L'article 9 précise le traitement fiscal des opérations. La convention bilatérale franco-allemande du 21 juillet 1959 en vue d'éviter les doubles impositions s'appliquera. Pour les impôts indirects sur les livraisons de matériels ou de service, le milieu du pont sera réputé être la limite territoriale de chaque Etat.

CONCLUSION

Cet accord revêt donc une réelle importance locale en raison de son impact potentiel sur le développement économique de la région Alsace.

Il n'est pas non plus sans conséquence sur les relations franco-allemandes. Elles seront renforcées par la densité accrue des échanges transfrontaliers.

Sous le bénéfice de ces observations, votre rapporteur propose donc l'adoption du présent projet de loi.


EXAMEN EN COMMISSION

La commission a examiné le présent rapport au cours de sa séance du mercredi 29 janvier 2003.

A la suite de l'exposé du rapporteur, M. André Dulait, président, s'est félicité que cet accord renforce la décentralisation et la coopération transfrontalière.

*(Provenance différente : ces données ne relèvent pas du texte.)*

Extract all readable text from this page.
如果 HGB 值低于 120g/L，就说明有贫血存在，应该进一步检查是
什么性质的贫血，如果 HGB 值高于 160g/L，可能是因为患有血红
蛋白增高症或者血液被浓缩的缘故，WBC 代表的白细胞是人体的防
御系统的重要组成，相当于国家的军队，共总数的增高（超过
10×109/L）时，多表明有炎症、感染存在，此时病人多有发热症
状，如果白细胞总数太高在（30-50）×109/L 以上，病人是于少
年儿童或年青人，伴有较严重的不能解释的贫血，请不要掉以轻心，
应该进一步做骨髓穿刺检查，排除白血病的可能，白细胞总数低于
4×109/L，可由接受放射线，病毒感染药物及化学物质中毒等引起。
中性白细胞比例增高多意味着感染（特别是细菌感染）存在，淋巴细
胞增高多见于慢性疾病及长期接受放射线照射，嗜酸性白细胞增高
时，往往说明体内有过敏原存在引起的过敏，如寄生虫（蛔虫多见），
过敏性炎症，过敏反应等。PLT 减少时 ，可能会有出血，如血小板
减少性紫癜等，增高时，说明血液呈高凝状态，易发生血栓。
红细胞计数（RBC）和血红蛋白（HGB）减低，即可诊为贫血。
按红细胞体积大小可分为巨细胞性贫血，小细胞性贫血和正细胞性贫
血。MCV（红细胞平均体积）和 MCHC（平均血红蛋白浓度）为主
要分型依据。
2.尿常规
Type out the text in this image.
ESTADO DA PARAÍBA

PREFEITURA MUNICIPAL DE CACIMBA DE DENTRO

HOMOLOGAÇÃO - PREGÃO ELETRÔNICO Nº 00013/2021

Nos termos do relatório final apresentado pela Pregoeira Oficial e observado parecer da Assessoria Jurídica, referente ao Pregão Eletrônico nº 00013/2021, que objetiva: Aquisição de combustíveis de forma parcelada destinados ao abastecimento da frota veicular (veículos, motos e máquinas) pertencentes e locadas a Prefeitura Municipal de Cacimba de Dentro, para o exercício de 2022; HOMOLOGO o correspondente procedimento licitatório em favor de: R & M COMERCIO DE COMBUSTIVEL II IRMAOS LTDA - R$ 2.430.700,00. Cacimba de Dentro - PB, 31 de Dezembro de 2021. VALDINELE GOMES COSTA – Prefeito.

M. André Boyer a souhaité savoir comment seraient tranchés les éventuels litiges.

M. Louis Moinard, rapporteur, a indiqué que les litiges seraient tranchés en dernier ressort par la voie diplomatique entre la France et l'Allemagne.

M. Christian de La Malène s'est interrogé sur la manière dont serait assurée la cohérence des différents ouvrages de franchissement.

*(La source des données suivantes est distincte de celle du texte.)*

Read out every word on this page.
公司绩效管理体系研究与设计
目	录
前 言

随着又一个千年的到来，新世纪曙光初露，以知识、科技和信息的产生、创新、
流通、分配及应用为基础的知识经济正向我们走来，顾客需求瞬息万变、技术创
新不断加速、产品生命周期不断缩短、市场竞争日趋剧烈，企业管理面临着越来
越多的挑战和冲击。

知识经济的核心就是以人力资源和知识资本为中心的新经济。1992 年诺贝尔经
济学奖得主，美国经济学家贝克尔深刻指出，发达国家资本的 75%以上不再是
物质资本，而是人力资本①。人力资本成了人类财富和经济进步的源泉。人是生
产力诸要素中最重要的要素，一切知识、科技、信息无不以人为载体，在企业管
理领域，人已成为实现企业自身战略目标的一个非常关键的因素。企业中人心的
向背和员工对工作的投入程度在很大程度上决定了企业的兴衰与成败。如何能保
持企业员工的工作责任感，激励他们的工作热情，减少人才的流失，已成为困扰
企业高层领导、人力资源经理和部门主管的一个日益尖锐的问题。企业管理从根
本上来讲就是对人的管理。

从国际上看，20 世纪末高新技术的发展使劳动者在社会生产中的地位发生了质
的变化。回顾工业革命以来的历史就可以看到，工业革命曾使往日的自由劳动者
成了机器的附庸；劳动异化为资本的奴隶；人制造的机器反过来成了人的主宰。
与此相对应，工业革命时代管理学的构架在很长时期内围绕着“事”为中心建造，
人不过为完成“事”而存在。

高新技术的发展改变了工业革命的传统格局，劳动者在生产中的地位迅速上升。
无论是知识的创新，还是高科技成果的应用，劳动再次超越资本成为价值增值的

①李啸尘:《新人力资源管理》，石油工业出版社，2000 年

M. Louis Moinard, rapporteur, a alors rappelé que les ouvrages majeurs restaient du ressort des Etats, qu'une commission spécifique avait la responsabilité d'assurer la cohérence de différents projets et que les ouvrages, pour l'instant envisagés par l'Alsace et le Bade-Wurtemberg, concernaient un pont et deux passerelles.

La commission a alors adopté le projet de loi.

PROJET DE LOI

Article unique

Est autorisée l'approbation de l'accord entre le Gouvernement de la République française et le Gouvernement de la République fédérale d'Allemagne relatif à la construction et l'entretien de ponts frontières sur le Rhin dont les Parties contractantes n'assurent pas la maîtrise d'ouvrage (ensemble une annexe), signé à Fribourg-en-Brisgau le 12 juin 2001, et dont le texte est annexé à la présente loi. 1 ( * )

ANNEXE -
ÉTUDE D'IMPACT2 ( * )

- Etat de droit et situation de faits existants et leurs insuffisances

En application de l'Accord du 30 janvier 1953 relatif aux ponts fixes et bacs sur le Rhin à la frontière franco-allemande, la construction de ponts sur le Rhin relève de la compétence des Etats.

L'Accord du 23 janvier 1996 dit « Accord de Karlsruhe », conclu entre les Gouvernements français, allemand, luxembourgeois et le Conseil fédéral suisse, agissant au nom des cantons de Soleure, de Bâle-Ville, de Bâle-Campagne d'Argovie et du Jura, instaurait bien une coopération transfrontalière entre collectivités territoriales et organismes publics locaux, mais il n'affectait pas l'Accord de 1953, dont l'objet est différent, et ne s'appliquait pas à la coopération transfrontalière entre les Etats souverains (article 2 paragraphe 6).

Cette situation ne permettait pas aux collectivités locales de la région Alsace d'exercer les compétences qui leur sont conférées par l'article L. 1112-2 du Code général des collectivités territoriales qui dispose que les collectivités territoriales et leurs groupements peuvent conclure des conventions avec des collectivités territoriales étrangères et leurs groupements, dans les limites de leurs compétences et dans le respect des engagements internationaux de la France.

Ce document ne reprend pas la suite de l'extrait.